|Title||Extreme heat episodes and risk of preterm birth in California, 2005-2013|
|Publication Type||Journal Article|
|Year of Publication||2020|
|Authors||Ilango S.D, Weaver M., Sheridan P., Schwarz L., Clemesha R.ES, Bruckner T., Basu R., Gershunov A, Benmarhnia T.|
|Type of Article||Article|
|Keywords||ambient-temperature; brisbane; california; early delivery; Environmental Sciences & Ecology; Extreme heat; fetal; Heatwave; maternal exposure; outcomes; pregnancy; preterm birth; stress; temperature; wave|
Background: Preterm birth is a leading cause of infant morbidity and mortality. Identifying potentially modifiable triggers toward the end of gestation, such as extreme heat, can improve understanding of the role of acute stress on early deliveries and inform warning systems.
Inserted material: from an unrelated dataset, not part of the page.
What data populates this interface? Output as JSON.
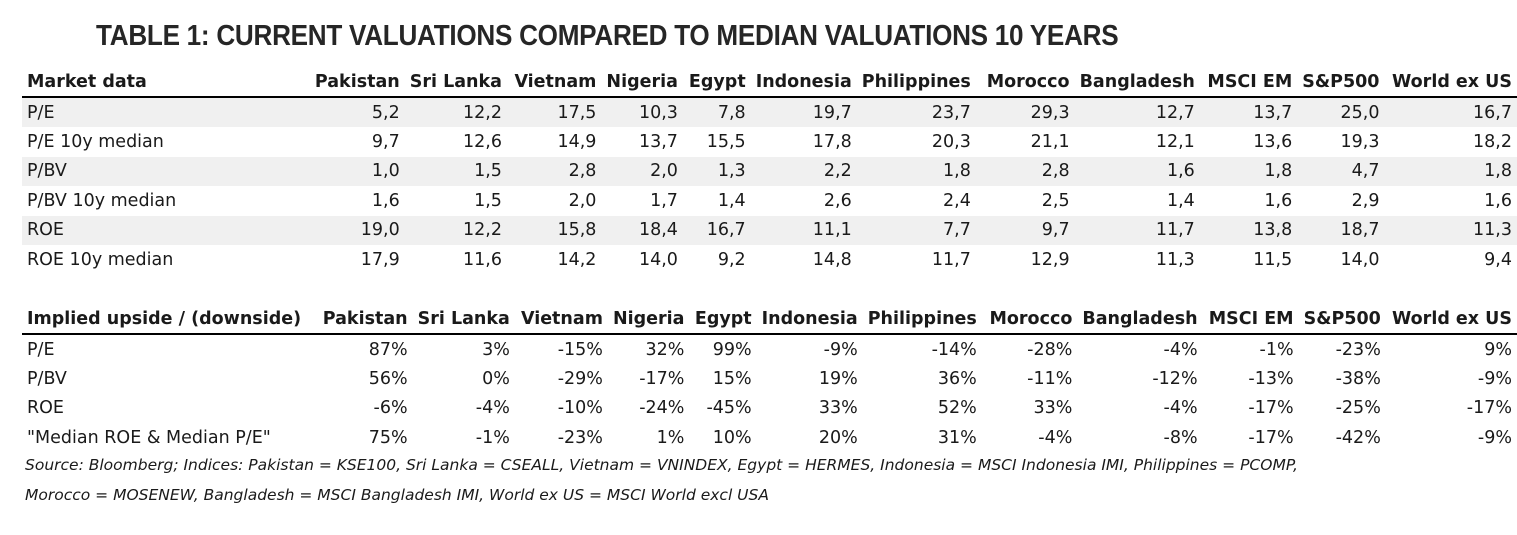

In this study we examined the association between extreme heat, variously defined during the last week of gestation, and risk of preterm birth among mothers in California. Methods: We created a population-based cohort comprised of 1,967,300 mothers who had live, singleton births in California, from May through September 2005-2013. Daily temperature data estimated at the maternal zip code of residence was used to create 12 definitions of extreme heat with varying relative temperatures (75th, 90th, 95th, and 98th percentiles) and durations (at least 2, 3, or 4 consecutive days). We estimated risk of preterm birth (< 37 gestational weeks) in relation to exposure to extreme heat during the last week of gestation with multi-level Cox proportional hazard regression models, adjusting for maternal characteristics, sex of neonate, and seasonality. We also included randomly generated data, SAS code, and estimates for reproducibility purposes. Results: Approximately 7% of the cohort had a preterm birth. For all definitions of extreme heat, the risk of preterm birth was consistently higher among mothers who experienced an extreme heat episode during their last week of gestation. Hazard ratios ranged from 1.008 (95% CI: 0.997, 1.021) to 1.128 (95% CI: 1.052, 1.210), with increasing associations as the relative temperature and duration of extreme heat episode increased. Conclusion: This study adds to the previous literature by considering multiple definitions of extreme heat and applying a time-to-event framework. Findings suggest that acute exposure to extreme heat during the last week of gestation may trigger an earlier delivery. Implementing heat warning systems targeted toward pregnant women may improve birth outcomes.